Apologies if you’ve been following my blog, as you will have noticed there has been no activity. The Mary Rose Model is a little daunting, and I decided, after fitting the first plank, to concentrate on another model I have been working on, ‘Bluenose’ by Amati. This wooden kit is a lot less complicated, but has the same type of double plank on bulkhead construction, and I thought the experience gained on this would be useful when switching back to the Mary Rose. I’ve enclosed a few photographs showing the progress of ‘Bluenose’, and I’m pleased to report that it’s almost finished. My wife is currently practicing making sails on scrap material, before attempting the real thing. As soon as this model is complete I will be switching back to the Mary Rose.

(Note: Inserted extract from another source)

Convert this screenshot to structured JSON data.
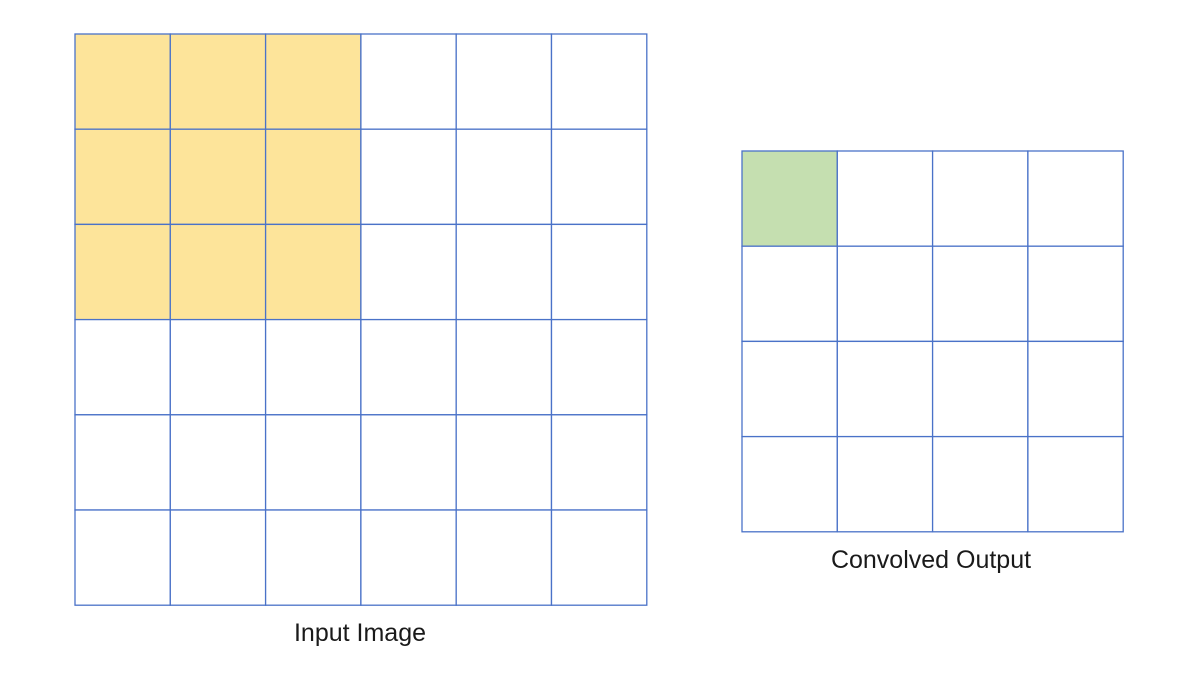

I’ve started the planking at last. I was hesitant because I’ve been reading about how it should be done and some experts suggest first cutting a ‘rabbet line’ (a groove in the keel in which the plank ends are slotted into). To me, it was not quite clear exactly where all the plank ends would fall, so I decided not to cut one. Instead I will rely on cutting the ends of the planks very carefully, to fit snugly against the keel. This model requires the hull to be planked twice, first in lime, then in walnut, so the really neat planking will need to be the finished walnut. The lime planking really only needs to be well glued in place and to follow the correct contours.
This photograph shows the first lime plank. The next will be corresponding plank on the other side, and this is the procedure I will adopt. The kit instructions suggest using white glue to fit the lime planking, then super-glue to fit the walnut. I’ve fitted this first plank with a combination super-glue and white glue because I preferred glue it in place in stages, holding in place by hand, using super-glue, then reinforcing this with small wood fillets behind, glued with white glue. The end result seems fine to me.
While I prepare for the daunting task of planking the hull, here is a copy of a painting of the only known drawing of the Mary Rose made at the time she was afloat. We now have a far better idea of what she looked like since the the remains of the wreck were raised from the sea bed in the Solent in 1982. A a large section of the wreck had remained preserved under silt since she sank in 1545. She was engaged in a battle with the French, watched by Henry VIII, when, possibly overloaded with men and guns, she attempted a turn. It is possible that she healed and this allowed water to pour in through lower gun ports that had been left open. Of the 500 on board, only about 30 survived.
The remaining section of the wreck is on display at the Mary Rose Museum, Portsmouth. For thirty years the remains were sprayed with a wax and water mix to impregnate the wood with wax, preventing it falling apart. Now it is drying out.
The model will have two layers of planking. The first in lime, then finished in walnut. The planking at the bow of the Mary Rose requires some quite severe plank bending. This is my first attempt at bending a lime plank with my new plank bending tool – looks like a modified soldering iron.
Before fitting the upper decks I corrected a slight warp in the area of the transom by gluing wood blocks to hold it square (see photograph). The decks were then fitted temporarily (as suggested by the kit instructions. I used very small screws.